Ousted CNN boss Jeff Zucker wants to make another foray into the news business by proposing to snap up a bankrupt British publishing group.
Zucker, the chief executive of investment group RedBird IMI, has reportedly agreed to fork over about $750 million to the Barclay family — owners of the Telegraph newspaper and Spectator magazine — that would allow them to repay their nearly $1.4 billion debt to Lloyds Banking Group.
RedBird would then have an option to convert the loan secured against the publications into equity, Financial Times reported on Monday.
The other portion of the debt financing would come from International Media Investments — the investment vehicle backed by Manchester City owner Sheikh Mansour bin Zayed Al Nahyan — secured against other Barclay family businesses and commercial interests, the FT reported.
Those assets include the Very retail and financial services group.
Lloyds seized the publications in June from the the Barclay brothers — Sir David and Sir Frederick — who bought the titles from Conrad Black in 2004 for $1.3 billion.
If Lloyds agrees to the proposal, the deal will mark the end of the Barclay family ownership of the Telegraph, a conservative broadsheet founded in 1855, and The Spectator, which has been published weekly since 1828.
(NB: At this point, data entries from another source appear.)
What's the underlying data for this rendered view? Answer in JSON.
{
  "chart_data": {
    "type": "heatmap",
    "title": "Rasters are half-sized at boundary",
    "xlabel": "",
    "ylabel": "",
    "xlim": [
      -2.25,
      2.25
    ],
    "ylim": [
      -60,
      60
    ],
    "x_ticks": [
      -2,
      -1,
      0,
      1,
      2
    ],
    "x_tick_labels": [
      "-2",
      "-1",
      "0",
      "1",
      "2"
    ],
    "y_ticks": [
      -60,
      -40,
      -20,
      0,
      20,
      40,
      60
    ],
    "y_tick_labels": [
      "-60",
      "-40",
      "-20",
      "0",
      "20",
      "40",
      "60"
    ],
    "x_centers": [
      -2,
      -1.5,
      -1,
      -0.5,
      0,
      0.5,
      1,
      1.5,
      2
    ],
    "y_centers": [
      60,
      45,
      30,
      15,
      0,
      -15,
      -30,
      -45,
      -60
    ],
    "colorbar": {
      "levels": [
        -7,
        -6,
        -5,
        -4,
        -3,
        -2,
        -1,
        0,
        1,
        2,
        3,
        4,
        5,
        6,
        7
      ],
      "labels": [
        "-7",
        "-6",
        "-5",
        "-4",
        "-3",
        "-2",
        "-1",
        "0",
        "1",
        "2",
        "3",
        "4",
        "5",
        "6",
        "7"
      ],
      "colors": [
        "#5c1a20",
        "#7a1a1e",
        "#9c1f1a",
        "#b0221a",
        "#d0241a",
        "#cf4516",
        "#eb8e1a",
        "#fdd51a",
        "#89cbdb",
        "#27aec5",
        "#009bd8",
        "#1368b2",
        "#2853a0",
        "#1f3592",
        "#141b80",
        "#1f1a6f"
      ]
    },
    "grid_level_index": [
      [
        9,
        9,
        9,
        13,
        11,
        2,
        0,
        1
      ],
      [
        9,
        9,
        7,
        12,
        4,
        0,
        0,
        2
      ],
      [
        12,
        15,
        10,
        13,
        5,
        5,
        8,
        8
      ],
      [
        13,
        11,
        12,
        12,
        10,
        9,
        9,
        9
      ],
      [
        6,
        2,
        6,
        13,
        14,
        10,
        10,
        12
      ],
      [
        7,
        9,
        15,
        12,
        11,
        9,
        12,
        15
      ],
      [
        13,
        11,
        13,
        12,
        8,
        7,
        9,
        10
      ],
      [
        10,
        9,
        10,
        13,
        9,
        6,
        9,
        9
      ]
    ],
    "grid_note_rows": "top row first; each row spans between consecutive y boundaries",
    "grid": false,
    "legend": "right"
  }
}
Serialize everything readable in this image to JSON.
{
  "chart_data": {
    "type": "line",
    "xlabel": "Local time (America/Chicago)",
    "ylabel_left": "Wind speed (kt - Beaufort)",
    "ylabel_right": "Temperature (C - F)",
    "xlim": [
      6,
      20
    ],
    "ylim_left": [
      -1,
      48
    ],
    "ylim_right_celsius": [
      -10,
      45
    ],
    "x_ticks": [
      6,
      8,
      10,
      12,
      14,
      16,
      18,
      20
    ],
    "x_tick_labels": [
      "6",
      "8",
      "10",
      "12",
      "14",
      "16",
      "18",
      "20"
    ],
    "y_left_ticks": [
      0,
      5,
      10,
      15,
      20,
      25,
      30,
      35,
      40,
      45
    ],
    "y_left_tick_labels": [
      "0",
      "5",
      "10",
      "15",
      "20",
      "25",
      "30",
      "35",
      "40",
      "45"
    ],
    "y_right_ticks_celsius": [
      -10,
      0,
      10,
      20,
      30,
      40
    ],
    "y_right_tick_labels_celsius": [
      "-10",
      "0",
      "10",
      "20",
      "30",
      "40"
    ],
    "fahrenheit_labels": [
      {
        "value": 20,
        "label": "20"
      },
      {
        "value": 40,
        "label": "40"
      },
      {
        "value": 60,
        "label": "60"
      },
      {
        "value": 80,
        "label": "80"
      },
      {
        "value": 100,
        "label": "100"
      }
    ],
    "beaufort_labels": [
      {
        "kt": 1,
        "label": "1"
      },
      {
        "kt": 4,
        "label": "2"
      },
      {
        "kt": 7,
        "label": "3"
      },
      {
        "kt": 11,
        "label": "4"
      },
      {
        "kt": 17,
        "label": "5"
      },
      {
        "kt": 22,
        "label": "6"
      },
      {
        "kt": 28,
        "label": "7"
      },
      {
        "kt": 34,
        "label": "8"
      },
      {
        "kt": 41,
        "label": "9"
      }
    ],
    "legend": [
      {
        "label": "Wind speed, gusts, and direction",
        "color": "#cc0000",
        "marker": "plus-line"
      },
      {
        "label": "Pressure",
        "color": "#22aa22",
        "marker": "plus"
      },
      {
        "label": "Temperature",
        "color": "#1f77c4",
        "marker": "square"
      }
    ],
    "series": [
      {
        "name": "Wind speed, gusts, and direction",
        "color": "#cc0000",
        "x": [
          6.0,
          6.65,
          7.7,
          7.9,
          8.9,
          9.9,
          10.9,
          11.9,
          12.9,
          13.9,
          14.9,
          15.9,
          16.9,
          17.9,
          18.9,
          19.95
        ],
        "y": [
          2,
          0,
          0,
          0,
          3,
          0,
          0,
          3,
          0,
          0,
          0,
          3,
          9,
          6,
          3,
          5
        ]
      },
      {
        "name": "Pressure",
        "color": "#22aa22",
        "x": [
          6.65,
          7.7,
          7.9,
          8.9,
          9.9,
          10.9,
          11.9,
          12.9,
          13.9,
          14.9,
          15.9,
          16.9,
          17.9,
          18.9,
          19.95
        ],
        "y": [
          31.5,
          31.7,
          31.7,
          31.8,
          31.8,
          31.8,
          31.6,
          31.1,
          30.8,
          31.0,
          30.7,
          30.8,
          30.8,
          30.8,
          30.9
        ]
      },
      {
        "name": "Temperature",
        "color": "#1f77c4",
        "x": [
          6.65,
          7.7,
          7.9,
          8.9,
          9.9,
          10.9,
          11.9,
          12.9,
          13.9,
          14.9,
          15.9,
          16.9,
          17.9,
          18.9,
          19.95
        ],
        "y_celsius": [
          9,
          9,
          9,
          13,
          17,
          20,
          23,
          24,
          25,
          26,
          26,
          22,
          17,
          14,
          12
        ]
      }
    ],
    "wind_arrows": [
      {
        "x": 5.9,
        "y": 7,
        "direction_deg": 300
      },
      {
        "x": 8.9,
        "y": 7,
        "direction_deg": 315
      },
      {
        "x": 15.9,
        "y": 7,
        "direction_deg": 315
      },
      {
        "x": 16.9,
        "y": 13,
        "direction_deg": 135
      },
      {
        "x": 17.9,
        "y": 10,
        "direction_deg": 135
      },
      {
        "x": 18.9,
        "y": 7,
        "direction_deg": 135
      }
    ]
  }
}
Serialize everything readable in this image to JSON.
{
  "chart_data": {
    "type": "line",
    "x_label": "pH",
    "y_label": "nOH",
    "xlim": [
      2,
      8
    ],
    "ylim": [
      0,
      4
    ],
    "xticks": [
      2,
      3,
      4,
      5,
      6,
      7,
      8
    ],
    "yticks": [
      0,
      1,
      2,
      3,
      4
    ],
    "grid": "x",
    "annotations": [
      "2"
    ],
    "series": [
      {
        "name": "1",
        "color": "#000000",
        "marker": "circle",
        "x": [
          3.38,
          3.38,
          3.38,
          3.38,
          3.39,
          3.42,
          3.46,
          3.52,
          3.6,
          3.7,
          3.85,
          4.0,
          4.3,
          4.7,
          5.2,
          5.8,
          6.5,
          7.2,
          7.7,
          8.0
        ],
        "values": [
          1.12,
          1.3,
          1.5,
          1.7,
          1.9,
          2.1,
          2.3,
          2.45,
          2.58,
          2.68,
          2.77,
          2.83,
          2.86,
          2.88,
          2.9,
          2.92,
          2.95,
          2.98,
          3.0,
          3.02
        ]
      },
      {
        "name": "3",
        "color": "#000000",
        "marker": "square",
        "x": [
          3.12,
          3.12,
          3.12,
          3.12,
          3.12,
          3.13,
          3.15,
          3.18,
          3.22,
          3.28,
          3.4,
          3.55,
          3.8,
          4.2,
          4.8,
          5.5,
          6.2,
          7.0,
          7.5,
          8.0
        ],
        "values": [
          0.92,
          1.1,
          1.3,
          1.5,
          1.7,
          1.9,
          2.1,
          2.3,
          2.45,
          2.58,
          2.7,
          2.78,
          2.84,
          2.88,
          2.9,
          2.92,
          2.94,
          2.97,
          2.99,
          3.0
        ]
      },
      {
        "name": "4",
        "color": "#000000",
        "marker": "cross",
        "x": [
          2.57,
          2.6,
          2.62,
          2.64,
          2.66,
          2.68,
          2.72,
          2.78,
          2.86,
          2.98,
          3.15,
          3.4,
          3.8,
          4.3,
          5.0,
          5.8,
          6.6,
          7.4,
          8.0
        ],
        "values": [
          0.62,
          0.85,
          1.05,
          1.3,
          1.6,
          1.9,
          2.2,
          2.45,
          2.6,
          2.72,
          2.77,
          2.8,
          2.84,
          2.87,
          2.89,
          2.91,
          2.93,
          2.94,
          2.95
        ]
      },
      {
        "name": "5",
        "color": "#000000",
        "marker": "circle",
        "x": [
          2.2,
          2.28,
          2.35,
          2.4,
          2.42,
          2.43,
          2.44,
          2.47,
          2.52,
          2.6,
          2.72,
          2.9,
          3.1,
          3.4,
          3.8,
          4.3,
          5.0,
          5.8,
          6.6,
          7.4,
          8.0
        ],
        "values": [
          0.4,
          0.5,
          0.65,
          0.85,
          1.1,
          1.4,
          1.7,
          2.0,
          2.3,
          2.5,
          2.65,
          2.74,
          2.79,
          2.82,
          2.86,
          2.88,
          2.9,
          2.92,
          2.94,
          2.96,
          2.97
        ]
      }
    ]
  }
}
“RedBird IMI are entirely committed to maintaining the existing editorial team of the Telegraph and Spectator publications, and believe that editorial independence for these titles is essential to protecting their reputation and credibility,” a rep for RedBird IMI told the PressGazette.
“We are excited by the opportunity to support the titles’ existing management to expand the reach of the titles in the UK, the US and other English-speaking countries,” the rep for Zucker’s Abu Dhabi-backed investment fund added.
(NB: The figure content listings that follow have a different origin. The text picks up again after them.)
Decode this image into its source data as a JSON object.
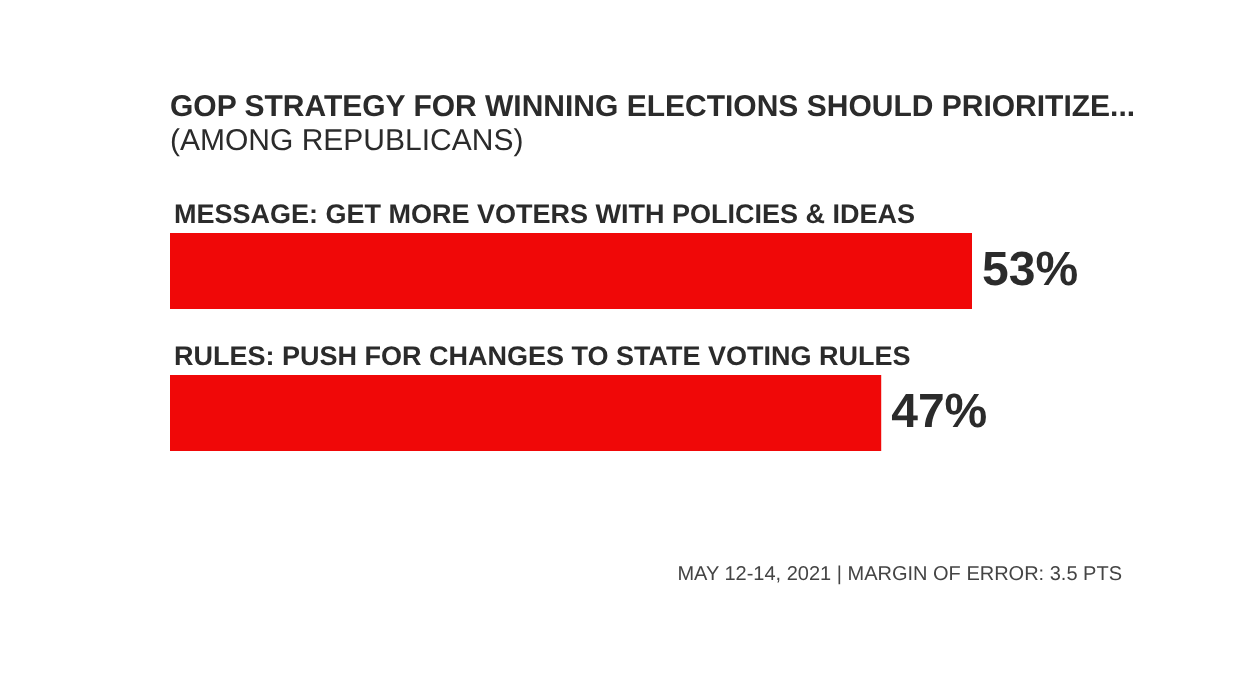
{
  "chart_data": {
    "type": "bar",
    "orientation": "horizontal",
    "title": "GOP STRATEGY FOR WINNING ELECTIONS SHOULD PRIORITIZE...",
    "subtitle": "(AMONG REPUBLICANS)",
    "categories": [
      "MESSAGE: GET MORE VOTERS WITH POLICIES & IDEAS",
      "RULES: PUSH FOR CHANGES TO STATE VOTING RULES"
    ],
    "values": [
      53,
      47
    ],
    "value_labels": [
      "53%",
      "47%"
    ],
    "color": "#f00808",
    "annotations": [
      "MAY 12-14, 2021 | MARGIN OF ERROR: 3.5 PTS"
    ]
  }
}
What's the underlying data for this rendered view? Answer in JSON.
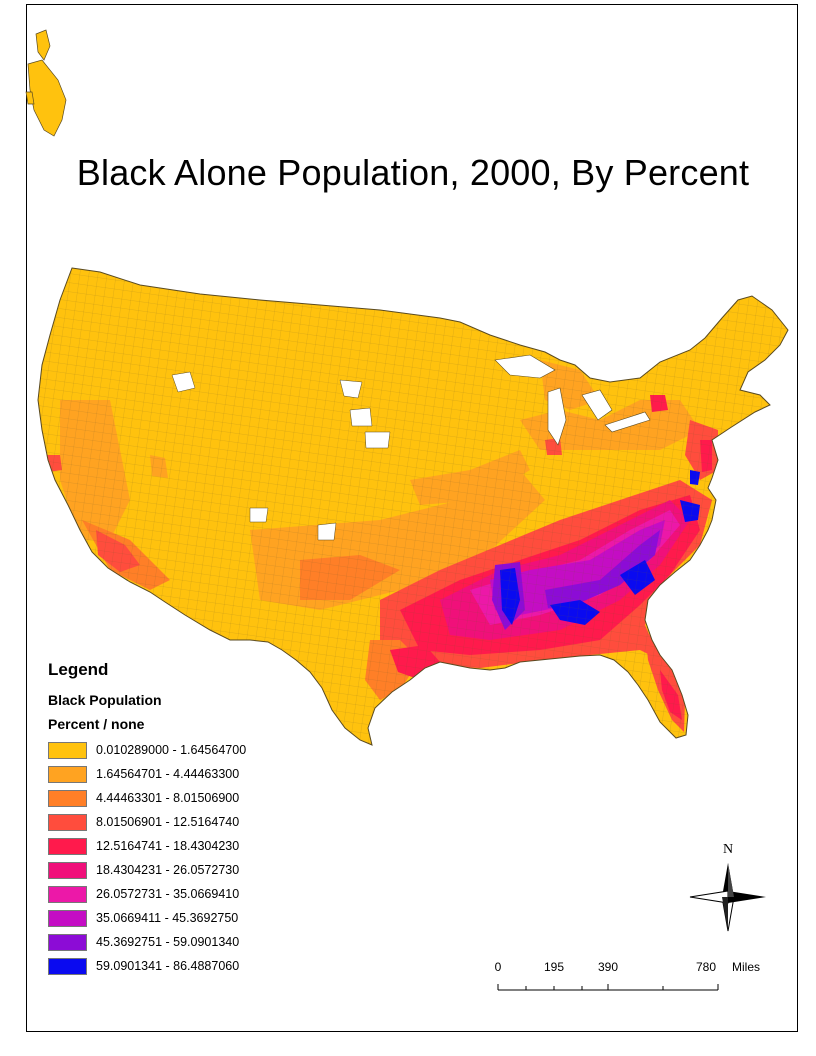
{
  "title": "Black Alone Population, 2000, By Percent",
  "legend": {
    "heading": "Legend",
    "layer": "Black Population",
    "field": "Percent / none",
    "classes": [
      {
        "label": "0.010289000 - 1.64564700",
        "color": "#FFC20E"
      },
      {
        "label": "1.64564701 - 4.44463300",
        "color": "#FFA321"
      },
      {
        "label": "4.44463301 - 8.01506900",
        "color": "#FF7F27"
      },
      {
        "label": "8.01506901 - 12.5164740",
        "color": "#FF4D3D"
      },
      {
        "label": "12.5164741 - 18.4304230",
        "color": "#FF1A4C"
      },
      {
        "label": "18.4304231 - 26.0572730",
        "color": "#F0107A"
      },
      {
        "label": "26.0572731 - 35.0669410",
        "color": "#EC18A8"
      },
      {
        "label": "35.0669411 - 45.3692750",
        "color": "#C40DC4"
      },
      {
        "label": "45.3692751 - 59.0901340",
        "color": "#8C0CD6"
      },
      {
        "label": "59.0901341 - 86.4887060",
        "color": "#0A0AF0"
      }
    ]
  },
  "north_arrow": {
    "letter": "N"
  },
  "scalebar": {
    "ticks": [
      "0",
      "195",
      "390",
      "780"
    ],
    "units": "Miles"
  }
}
A deal would end months of speculation over a sale to potential bidders, which have included Lord Rothermere’s Daily Mail and General Trust, David Montgomery’s National World, German publisher Axel Springer (before it pulled out) and GB News investor Sir Paul Marshall.
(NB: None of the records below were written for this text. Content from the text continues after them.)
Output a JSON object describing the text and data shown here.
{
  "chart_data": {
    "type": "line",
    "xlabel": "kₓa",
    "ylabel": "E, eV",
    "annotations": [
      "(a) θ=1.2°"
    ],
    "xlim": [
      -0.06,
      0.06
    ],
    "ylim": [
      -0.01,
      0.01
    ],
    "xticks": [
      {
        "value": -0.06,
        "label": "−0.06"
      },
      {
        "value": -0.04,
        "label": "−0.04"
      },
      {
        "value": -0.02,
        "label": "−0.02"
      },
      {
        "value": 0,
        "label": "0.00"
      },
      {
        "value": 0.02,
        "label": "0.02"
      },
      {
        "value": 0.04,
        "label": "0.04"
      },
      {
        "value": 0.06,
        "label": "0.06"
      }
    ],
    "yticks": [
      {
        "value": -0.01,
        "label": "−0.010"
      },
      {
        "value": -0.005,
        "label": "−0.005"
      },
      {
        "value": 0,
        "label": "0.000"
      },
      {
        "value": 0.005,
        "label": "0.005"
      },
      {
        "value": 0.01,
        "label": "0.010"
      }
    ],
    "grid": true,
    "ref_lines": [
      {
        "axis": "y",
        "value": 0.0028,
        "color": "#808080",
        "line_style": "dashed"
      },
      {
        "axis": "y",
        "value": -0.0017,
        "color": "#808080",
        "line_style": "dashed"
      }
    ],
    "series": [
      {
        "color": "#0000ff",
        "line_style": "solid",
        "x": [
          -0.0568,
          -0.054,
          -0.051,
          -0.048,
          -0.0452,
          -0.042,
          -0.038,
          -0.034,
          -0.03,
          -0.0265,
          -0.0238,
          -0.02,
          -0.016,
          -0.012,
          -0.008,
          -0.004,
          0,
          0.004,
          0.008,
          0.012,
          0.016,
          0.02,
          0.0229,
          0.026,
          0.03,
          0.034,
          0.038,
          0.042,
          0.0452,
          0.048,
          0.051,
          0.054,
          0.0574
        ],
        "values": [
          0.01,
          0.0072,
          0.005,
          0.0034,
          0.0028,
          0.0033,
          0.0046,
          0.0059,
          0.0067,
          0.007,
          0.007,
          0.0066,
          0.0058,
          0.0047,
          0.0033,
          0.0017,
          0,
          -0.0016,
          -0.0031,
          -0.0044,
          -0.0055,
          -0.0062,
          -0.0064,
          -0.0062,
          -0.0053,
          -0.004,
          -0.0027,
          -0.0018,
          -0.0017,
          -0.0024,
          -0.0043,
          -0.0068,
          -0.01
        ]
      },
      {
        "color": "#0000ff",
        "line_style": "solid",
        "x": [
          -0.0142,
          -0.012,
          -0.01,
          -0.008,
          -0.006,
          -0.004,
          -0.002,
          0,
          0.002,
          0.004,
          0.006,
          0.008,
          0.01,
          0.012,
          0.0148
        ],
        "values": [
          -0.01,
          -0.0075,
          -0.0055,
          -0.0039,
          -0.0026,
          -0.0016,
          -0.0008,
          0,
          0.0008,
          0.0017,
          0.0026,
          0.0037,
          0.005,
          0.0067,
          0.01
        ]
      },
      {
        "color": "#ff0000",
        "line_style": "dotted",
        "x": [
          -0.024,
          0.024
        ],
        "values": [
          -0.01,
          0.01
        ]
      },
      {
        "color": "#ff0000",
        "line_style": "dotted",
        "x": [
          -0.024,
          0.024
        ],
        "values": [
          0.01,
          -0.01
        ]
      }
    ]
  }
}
Any transfer of ownership will be the subject of regulatory review, especially as fears rise in the UK over the influence the United Arab Emirates may have on British publications.
A group of Conservative Members of Parliament, writing to Culture Secretary Lucy Frazer and Deputy Prime Minister Oliver Dowden, urged “close scrutiny” of the deal.
In a letter published in Bloomberg over the weekend, they wrote: “Material influence over a quality national newspaper being passed to a foreign ruler at any time should raise concerns, but given the current geopolitical context, such a deal must be investigated.”
Zucker, who was pushed out at CNN in 2022 after failing to reveal his relationship with a co-worker, has been on the hunt for deals. Last month, RedBird IMI scooped up a minority stake in online newsletter Front Office Sports.
Zucker had reportedly also been eyeing other media properties, including the Washington Post, Semafor, Puck and Air Mail — the media company founded by former Vanity Fair editor Graydon Carter.
He has yet to announce any deals with those properties.